Losing public support could threaten the statehood movement

Rosselló’s main political success has been to build momentum for the effort to admit Puerto Rico as the 51st US state.

The status of Puerto Rico has been the main political issue on the island since the United States annexed it in 1898 at the end of the Spanish-American War.

Over the years, Congress has ceded small amounts of autonomy to Puerto Rico, which now operates as a quasi-state. It has an independent elected local government, but without all the power and benefits of being a state — including a lack of real representation in Congress.

Puerto Ricans are American citizens, but they don’t pay federal income taxes if they live on the island. They pay payroll taxes to fund Social Security and Medicare, but the island gets limited funding for Medicaid and food stamps.

Strong political divisions within Puerto Rico over the future of the island have made it easy for Congress to ignore petitions to become a US state. There’s no consensus among the island’s 3.5 million people about whether it’s better to join the United States, remain a commonwealth, or gain complete independence.

The island’s current economic crisis, which began around 2008, has renewed the effort to gain statehood. More federal money would flow to Puerto Rico if it were a state, though it would also increase federal taxes on the people who live there.

Rosselló’s pro-statehood political party, the New Progressive Party, swept into power in 2017, taking control of the local House, Senate, and governor’s mansion. The latest scandals are bad for the party, which makes them bad for the statehood movement.

His party has been building public support in Washington for Puerto Rico statehood, and has been arguably more successful than previous efforts.

Puerto Rico’s non-voting representative in Congress, House Delegate Jenniffer González-Colón, recently introduced two House bills that would allow Puerto Rico to become the 51st American state — one before Hurricane Maria hit, and the other last summer.

The Puerto Rico Admission Act would create a task force to immediately start the process of transitioning Puerto Rico into a US state, which would happen by January 1, 2021. The latest bill has 53 Republican and Democratic co-sponsors. While it’s still far from becoming a reality (there’s the question about whether or not most Puerto Ricans even want statehood), Americans on the US mainland are more supportive of the idea than ever.

Two out of three Americans living outside of Puerto Rico say they’re in favor of admitting the island as a US state, according to a June Gallup poll.

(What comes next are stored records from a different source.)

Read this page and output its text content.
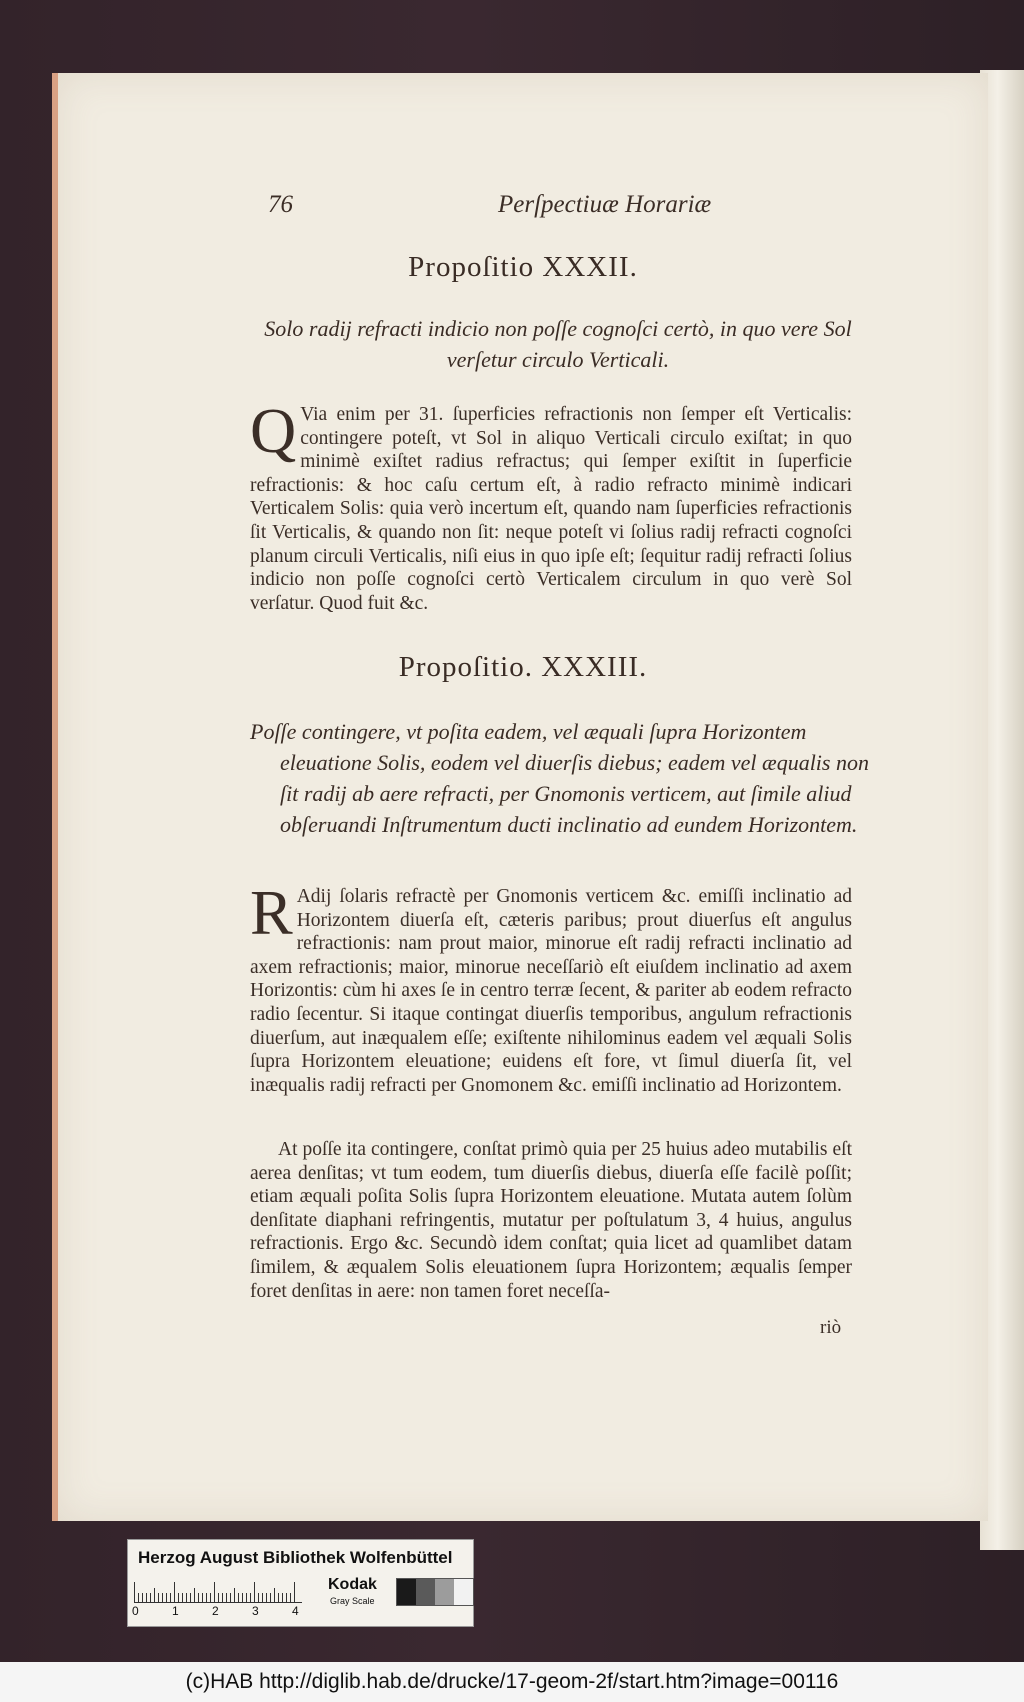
76	Perſpectiuæ Horariæ
Propoſitio XXXII.
Solo radij refracti indicio non poſſe cognoſci certò, in quo vere Sol verſetur circulo Verticali.
Q Via enim per 31. ſuperficies refractionis non ſemper eſt Verticalis: contingere poteſt, vt Sol in aliquo Verticali circulo exiſtat; in quo minimè exiſtet radius refractus; qui ſemper exiſtit in ſuperficie refractionis: & hoc caſu certum eſt, à radio refracto minimè indicari Verticalem Solis: quia verò incertum eſt, quando nam ſuperficies refractionis ſit Verticalis, & quando non ſit: neque poteſt vi ſolius radij refracti cognoſci planum circuli Verticalis, niſi eius in quo ipſe eſt; ſequitur radij refracti ſolius indicio non poſſe cognoſci certò Verticalem circulum in quo verè Sol verſatur. Quod fuit &c.
Propoſitio. XXXIII.
Poſſe contingere, vt poſita eadem, vel æquali ſupra Horizontem eleuatione Solis, eodem vel diuerſis diebus; eadem vel æqualis non ſit radij ab aere refracti, per Gnomonis verticem, aut ſimile aliud obſeruandi Inſtrumentum ducti inclinatio ad eundem Horizontem.
R Adij ſolaris refractè per Gnomonis verticem &c. emiſſi inclinatio ad Horizontem diuerſa eſt, cæteris paribus; prout diuerſus eſt angulus refractionis: nam prout maior, minorue eſt radij refracti inclinatio ad axem refractionis; maior, minorue neceſſariò eſt eiuſdem inclinatio ad axem Horizontis: cùm hi axes ſe in centro terræ ſecent, & pariter ab eodem refracto radio ſecentur. Si itaque contingat diuerſis temporibus, angulum refractionis diuerſum, aut inæqualem eſſe; exiſtente nihilominus eadem vel æquali Solis ſupra Horizontem eleuatione; euidens eſt fore, vt ſimul diuerſa ſit, vel inæqualis radij refracti per Gnomonem &c. emiſſi inclinatio ad Horizontem.
At poſſe ita contingere, conſtat primò quia per 25 huius adeo mutabilis eſt aerea denſitas; vt tum eodem, tum diuerſis diebus, diuerſa eſſe facilè poſſit; etiam æquali poſita Solis ſupra Horizontem eleuatione. Mutata autem ſolùm denſitate diaphani refringentis, mutatur per poſtulatum 3, 4 huius, angulus refractionis. Ergo &c. Secundò idem conſtat; quia licet ad quamlibet datam ſimilem, & æqualem Solis eleuationem ſupra Horizontem; æqualis ſemper foret denſitas in aere: non tamen foret neceſſa-
riò
Herzog August Bibliothek Wolfenbüttel
0	1	2	3	4
Kodak
Gray Scale
(c)HAB http://diglib.hab.de/drucke/17-geom-2f/start.htm?image=00116
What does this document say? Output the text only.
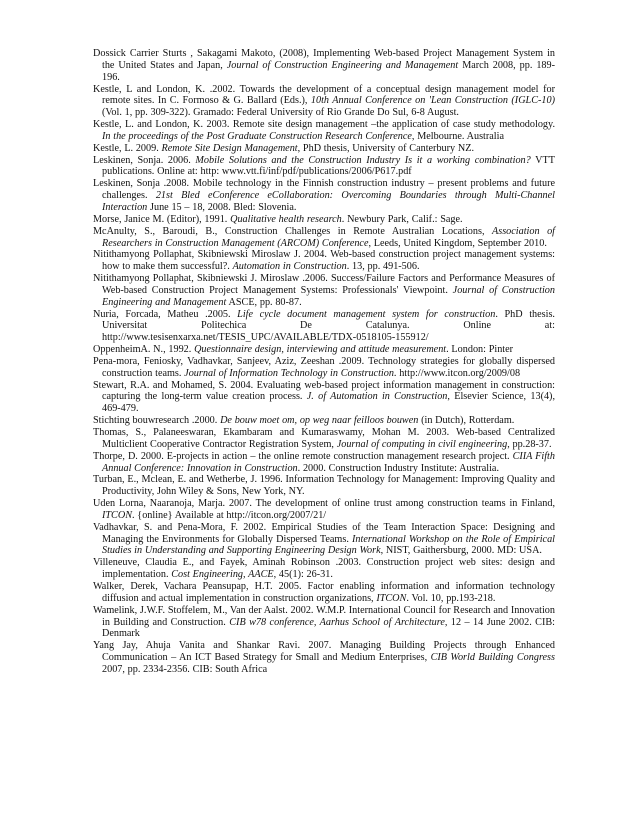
Dossick Carrier Sturts , Sakagami Makoto, (2008), Implementing Web-based Project Management System in the United States and Japan, Journal of Construction Engineering and Management March 2008, pp. 189-196.

Kestle, L and London, K. .2002. Towards the development of a conceptual design management model for remote sites. In C. Formoso & G. Ballard (Eds.), 10th Annual Conference on 'Lean Construction (IGLC-10) (Vol. 1, pp. 309-322). Gramado: Federal University of Rio Grande Do Sul, 6-8 August.

Kestle, L. and London, K. 2003. Remote site design management –the application of case study methodology. In the proceedings of the Post Graduate Construction Research Conference, Melbourne. Australia

Kestle, L. 2009. Remote Site Design Management, PhD thesis, University of Canterbury NZ.

Leskinen, Sonja. 2006. Mobile Solutions and the Construction Industry Is it a working combination? VTT publications. Online at: http: www.vtt.fi/inf/pdf/publications/2006/P617.pdf

Leskinen, Sonja .2008. Mobile technology in the Finnish construction industry – present problems and future challenges. 21st Bled eConference eCollaboration: Overcoming Boundaries through Multi-Channel Interaction June 15 – 18, 2008. Bled: Slovenia.

Morse, Janice M. (Editor), 1991. Qualitative health research. Newbury Park, Calif.: Sage.

McAnulty, S., Baroudi, B., Construction Challenges in Remote Australian Locations, Association of Researchers in Construction Management (ARCOM) Conference, Leeds, United Kingdom, September 2010.

Nitithamyong Pollaphat, Skibniewski Miroslaw J. 2004. Web-based construction project management systems: how to make them successful?. Automation in Construction. 13, pp. 491-506.

Nitithamyong Pollaphat, Skibniewski J. Miroslaw .2006. Success/Failure Factors and Performance Measures of Web-based Construction Project Management Systems: Professionals' Viewpoint. Journal of Construction Engineering and Management ASCE, pp. 80-87.

Nuria, Forcada, Matheu .2005. Life cycle document management system for construction. PhD thesis. Universitat Politechica De Catalunya. Online at: http://www.tesisenxarxa.net/TESIS_UPC/AVAILABLE/TDX-0518105-155912/

OppenheimA. N., 1992. Questionnaire design, interviewing and attitude measurement. London: Pinter

Pena-mora, Feniosky, Vadhavkar, Sanjeev, Aziz, Zeeshan .2009. Technology strategies for globally dispersed construction teams. Journal of Information Technology in Construction. http://www.itcon.org/2009/08

Stewart, R.A. and Mohamed, S. 2004. Evaluating web-based project information management in construction: capturing the long-term value creation process. J. of Automation in Construction, Elsevier Science, 13(4), 469-479.

Stichting bouwresearch .2000. De bouw moet om, op weg naar feilloos bouwen (in Dutch), Rotterdam.

Thomas, S., Palaneeswaran, Ekambaram and Kumaraswamy, Mohan M. 2003. Web-based Centralized Multiclient Cooperative Contractor Registration System, Journal of computing in civil engineering, pp.28-37.

Thorpe, D. 2000. E-projects in action – the online remote construction management research project. CIIA Fifth Annual Conference: Innovation in Construction. 2000. Construction Industry Institute: Australia.

Turban, E., Mclean, E. and Wetherbe, J. 1996. Information Technology for Management: Improving Quality and Productivity, John Wiley & Sons, New York, NY.

Uden Lorna, Naaranoja, Marja. 2007. The development of online trust among construction teams in Finland, ITCON. {online} Available at http://itcon.org/2007/21/

Vadhavkar, S. and Pena-Mora, F. 2002. Empirical Studies of the Team Interaction Space: Designing and Managing the Environments for Globally Dispersed Teams. International Workshop on the Role of Empirical Studies in Understanding and Supporting Engineering Design Work, NIST, Gaithersburg, 2000. MD: USA.

Villeneuve, Claudia E., and Fayek, Aminah Robinson .2003. Construction project web sites: design and implementation. Cost Engineering, AACE, 45(1): 26-31.

Walker, Derek, Vachara Peansupap, H.T. 2005. Factor enabling information and information technology diffusion and actual implementation in construction organizations, ITCON. Vol. 10, pp.193-218.

Wamelink, J.W.F. Stoffelem, M., Van der Aalst. 2002. W.M.P. International Council for Research and Innovation in Building and Construction. CIB w78 conference, Aarhus School of Architecture, 12 – 14 June 2002. CIB: Denmark

Yang Jay, Ahuja Vanita and Shankar Ravi. 2007. Managing Building Projects through Enhanced Communication – An ICT Based Strategy for Small and Medium Enterprises, CIB World Building Congress 2007, pp. 2334-2356. CIB: South Africa
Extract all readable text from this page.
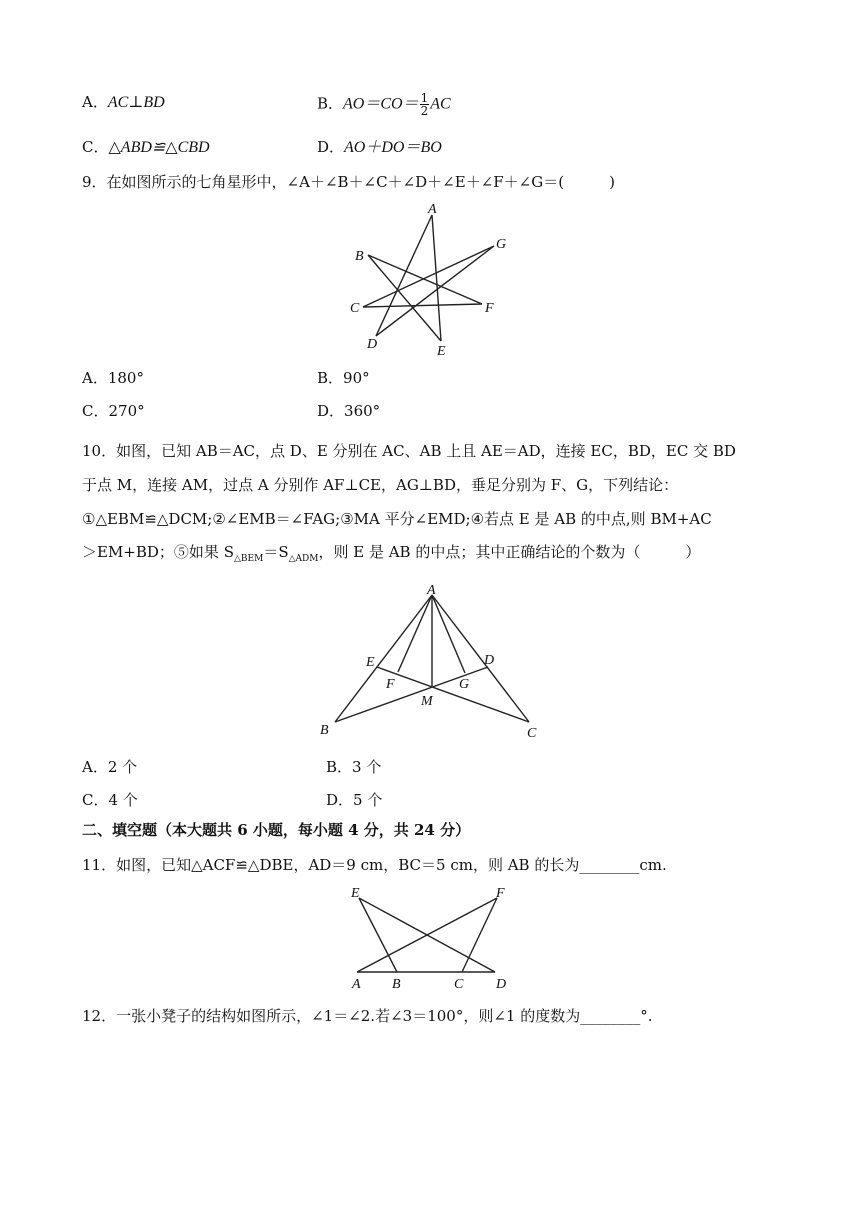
A．AC⊥BD	B．$AO=CO= \frac{1}{2}$ AC
C．△ABD≌△CBD	D．AO＋DO＝BO
9．在如图所示的七角星形中，∠A＋∠B＋∠C＋∠D＋∠E＋∠F＋∠G＝(　　　)
A
B
C
D	E
F
G
A．180°	B．90°
C．270°	D．360°
10．如图，已知 AB＝AC，点 D、E 分别在 AC、AB 上且 AE＝AD，连接 EC，BD，EC 交 BD
于点 M，连接 AM，过点 A 分别作 AF⊥CE，AG⊥BD，垂足分别为 F、G，下列结论：
①△EBM≌△DCM;②∠EMB＝∠FAG;③MA 平分∠EMD;④若点 E 是 AB 的中点,则 BM+AC
＞EM+BD；⑤如果 $S_{\triangle BEM}=S_{\triangle ADM}$，则 E 是 AB 的中点；其中正确结论的个数为（　　　）
A
E	D
F	G
M
B	C
A．2 个	B．3 个
C．4 个	D．5 个
二、填空题（本大题共 6 小题，每小题 4 分，共 24 分）
11．如图，已知△ACF≌△DBE，AD＝9 cm，BC＝5 cm，则 AB 的长为________cm.
E	F
A B	C D
12．一张小凳子的结构如图所示，∠1＝∠2.若∠3＝100°，则∠1 的度数为________°.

But nothing has moved forward since, and the scandals could weaken support for the pro-statehood party in 2020. A key challenge may come from San Juan’s mayor, Carmen Yulín Cruz, who gained fame and notoriety in the aftermath of Hurricane Maria for her harsh criticism of the Trump administration’s response. She is reportedly weighing a run for governor as part of the Popular Democratic Party, which wants Puerto Rico to remain a US territory. But her party has had its own share of corruption scandals too.

Ríos, the Senate majority leader and member of the pro-statehood party, insists that the government corruption is not systemic. Instead, he said Congress will focus on rooting out the bad apples and filling the empty positions with other members of their party.

“We have talent to spare to reinvent ourselves and maintain stability,” he said Sunday on CNN en Español.

So far, that stability is nowhere to be seen. However, Rosselló’s resignation is an important step to regain the public trust, and could signal the start of much-needed reforms to fix decades of entrenched political corruption.